At first, the stress and the overwhelming information of our systems, processes, essentially the tangibles, had me worried on the ability to enjoy what I was doing; it seemed like I was falling in routine and mundaneness.

However, it only took a couple of guests to discover that this was not the core of my job, that if I focused on the intangibles and connected emotionally with them, whether a simple conversation, an action, or satisfying their needs through intuition, that in return brought a smile, a compliment, or simply a deeply satisfying feeling of enthusiasm which you could feel would change their entire experience for the good; is what vanished everything else. I felt fulfilled and had unearthed my purpose from the conventional; and for doing this I have been deeply rewarded.           

There is no better way to explain or demonstrate how this applies then to pinpoint a few occasions where this has happened.

 

LESSON N.1 - From a businessman.

 

Businessmen expect expedient service and delivery, normally without exchanging any more words then that of an inquisition, “yes, no, (silence).” However this guest was different. An inopportune situation with his credit card delayed his arrival, and gave me the best opening to ‘engage with business’. After a series of unobtrusive questions, I unraveled that he was directing a project of artificial intelligence.

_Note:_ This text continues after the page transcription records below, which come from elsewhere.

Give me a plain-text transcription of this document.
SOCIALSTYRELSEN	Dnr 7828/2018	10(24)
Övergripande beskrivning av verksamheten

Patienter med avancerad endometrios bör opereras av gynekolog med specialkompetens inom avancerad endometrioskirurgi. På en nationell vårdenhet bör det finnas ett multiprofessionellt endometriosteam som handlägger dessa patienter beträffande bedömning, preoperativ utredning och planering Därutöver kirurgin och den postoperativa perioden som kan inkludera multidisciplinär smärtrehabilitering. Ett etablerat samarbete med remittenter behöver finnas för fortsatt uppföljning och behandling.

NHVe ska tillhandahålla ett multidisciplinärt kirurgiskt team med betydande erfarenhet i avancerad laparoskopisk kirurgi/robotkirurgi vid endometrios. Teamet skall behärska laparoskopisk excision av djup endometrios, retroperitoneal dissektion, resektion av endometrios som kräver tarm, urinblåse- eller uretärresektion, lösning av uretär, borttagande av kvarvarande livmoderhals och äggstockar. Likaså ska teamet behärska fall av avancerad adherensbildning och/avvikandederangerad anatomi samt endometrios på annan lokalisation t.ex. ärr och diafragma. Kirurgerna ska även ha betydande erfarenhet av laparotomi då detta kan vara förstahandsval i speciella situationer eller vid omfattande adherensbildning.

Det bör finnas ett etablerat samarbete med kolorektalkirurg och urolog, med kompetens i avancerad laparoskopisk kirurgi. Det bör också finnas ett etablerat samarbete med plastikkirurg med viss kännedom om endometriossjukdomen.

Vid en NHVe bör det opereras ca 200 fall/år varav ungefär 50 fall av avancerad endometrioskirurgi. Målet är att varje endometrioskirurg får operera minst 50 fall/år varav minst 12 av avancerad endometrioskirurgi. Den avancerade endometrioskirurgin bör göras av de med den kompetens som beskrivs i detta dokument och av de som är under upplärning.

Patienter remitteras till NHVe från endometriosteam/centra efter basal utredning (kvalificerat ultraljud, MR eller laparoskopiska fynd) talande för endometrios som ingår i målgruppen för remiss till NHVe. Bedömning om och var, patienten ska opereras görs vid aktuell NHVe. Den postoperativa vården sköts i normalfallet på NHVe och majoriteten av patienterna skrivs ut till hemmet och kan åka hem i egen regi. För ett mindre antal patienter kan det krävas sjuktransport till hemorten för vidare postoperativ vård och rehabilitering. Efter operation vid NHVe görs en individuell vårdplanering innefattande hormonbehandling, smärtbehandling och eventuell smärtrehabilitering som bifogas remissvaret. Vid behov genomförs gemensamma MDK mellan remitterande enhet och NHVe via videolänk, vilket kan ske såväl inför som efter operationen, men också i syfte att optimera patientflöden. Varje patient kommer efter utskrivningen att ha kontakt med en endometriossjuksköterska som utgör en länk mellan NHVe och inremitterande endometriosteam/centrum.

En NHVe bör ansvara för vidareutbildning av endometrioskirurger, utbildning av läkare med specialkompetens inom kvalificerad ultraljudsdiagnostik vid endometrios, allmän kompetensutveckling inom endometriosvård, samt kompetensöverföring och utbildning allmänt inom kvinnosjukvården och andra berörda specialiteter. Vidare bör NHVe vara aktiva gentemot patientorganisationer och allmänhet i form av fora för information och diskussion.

Using my naïve knowledge of AI from high school sciences and the internet, we engaged in a more then 10 minute long conversation of the wonderful applications of AI. 

If he had a checklist I would have failed to satisfy the criteria that established to perform his arrival in the time stipulated, but gladly he didn’t, and had rather showed him beyond the mechanical check-in process which he must have experienced a million times and delivered him an engaging emotional connection.

 

LESSON N.2 - From a lady of experienced age.

 

The ability to room our guests gives us grounds to discover and engage even further with those who stay with us. I roomed her as usual, satisfied her simple requests, and talked to her; she suffered from severe back problems, when she arrived she was exhausted, preoccupied, and not in a state that would allow her to be receptive to experience the fantastic trip she had in front of her. However, by the time we unhurriedly walked from the lobby, through the corridors, and into her room, her facial expression, her tone of voice, and her excitement had drastically changed for good. I had done my ‘job’.

Upon departure, a hug and an exchange of goodbyes provided the final closure of our service, and I wished her ‘safe journeys’. It was only a few days later that I received a hand written note from my Director of Rooms, mentioning that the guest had cited my name in her departure survey establishing that I had delivered exceptional service.

 

He mentioned in his note how much of a valuable asset I was for the team; it was like putting a golden seal on the experience, one I will never forget.

 

I will continue to learn, collect memories, and deliver experiences as I continue my journey here at the Rosewood; ones which I will transfer to you my reader, for you to discover along with me the impalpable deeply satisfying nature of true hospitality. 

It is with this that I sign off, with two important lessons that I’ve learnt; one of work in general and one of our industry. A first job can be daunting, any job for that matter, sometimes we can feel overwhelmed by the ‘paperwork’, but remember to find the purpose of it all, commonly found in the immaterial, and then you will be deeply satisfied. Remember hospitality never started off as whom provided the best house for weary travellers; it was who provided anything at all.

Anybody can build palaces, but it is about the people within them who can provide genuine emotional connections with their guests that are the core of our industry, it is up to you to build and fortify those relationships.